The door opened on the Ford and the driver got out. He weighed about two hundred and forty pounds and there was no noticeable fat on him. He was about six feet four inches tall. He had black hair which was long, greasy and cut unevenly. He had thick black sideburns and an ill-kept Zapata mustache. He wore a tan twill shirt with epaulets and flapped pockets; it had long sleeves and he had rolled them back at the cuffs, exposing a stainless steel Rolex Submariner watch on his left wrist and a broad white scar that began on the back of his right hand and disappeared under the shirt midway up his forearm. He wore oversized Ray-Ban sunglasses. His pants were gray twill, held up with heavy green suspenders and a heavy brown belt. He wore Survivor boots, tan, with lug soles. On the left side of his body there was a holster snapped onto the belt. It carried, in the cross-draw position, a .357 Magnum Colt Python revolver. He reached into the car and brought out a gray Harris tweed jacket. He put it on and closed the door, locking it. He started toward the steps.


Jesus
,” Junior said. “Did you see that thing?”


Yeah
,” Howard said.

“This guy,” Cody said thoughtfully, “didn’t come out here for no golf, is what I think.”

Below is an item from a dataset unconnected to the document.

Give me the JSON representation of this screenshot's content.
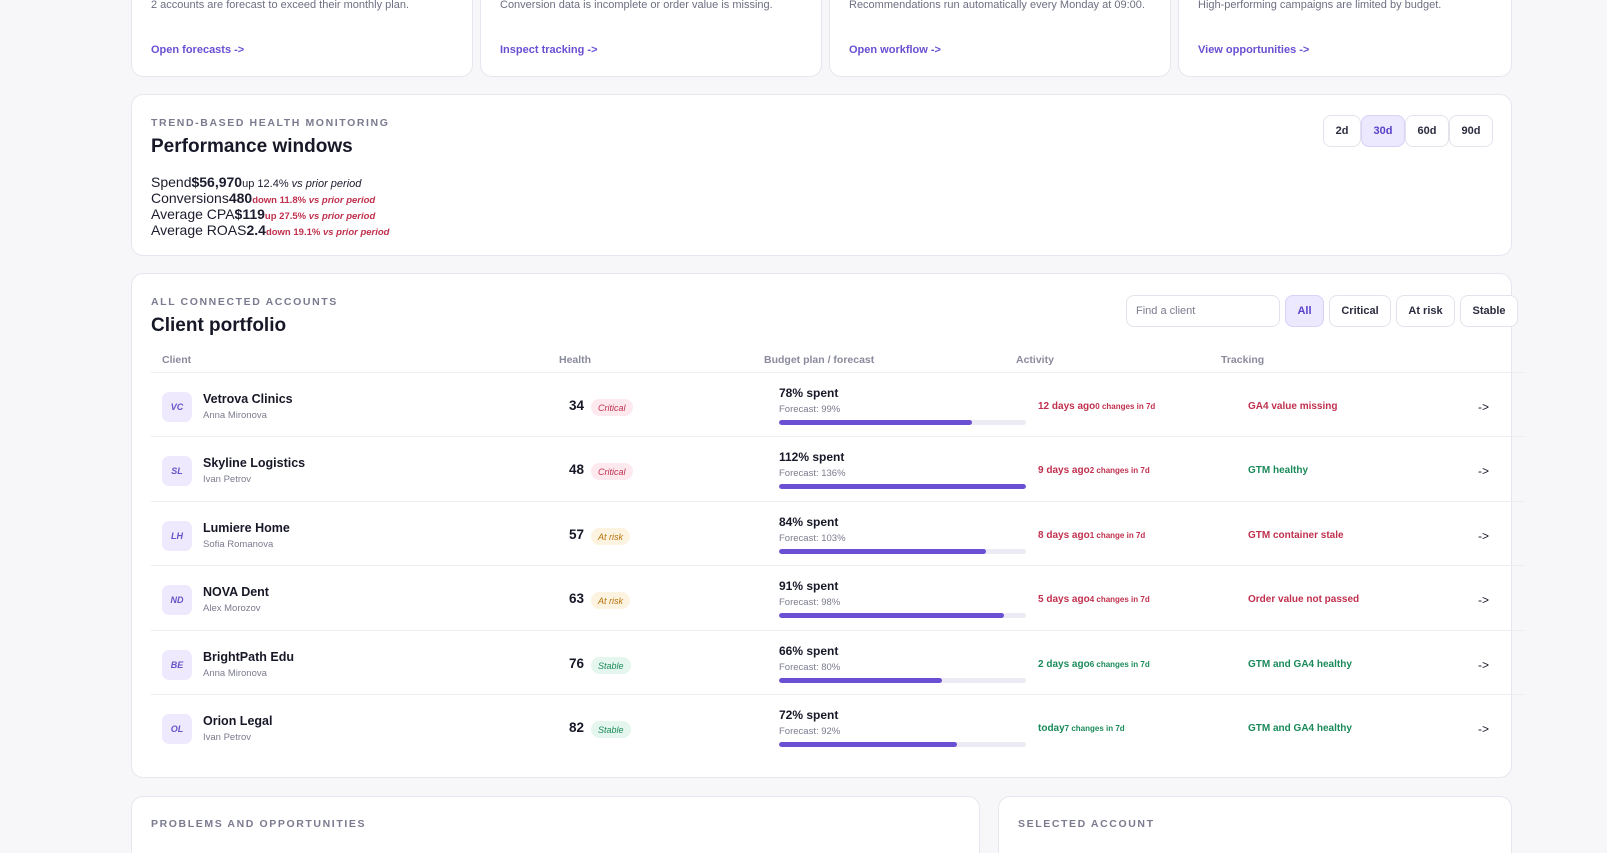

The driver walked with a slight lameness of his right knee, which required him to swivel his foot away from his body when he took a step. He reached the bottom of the steps where the boys sat and swung the right foot onto the first step. He got his left foot onto the step, planted it, and swung the
right foot again. There was sweat running down his face and he needed a shave.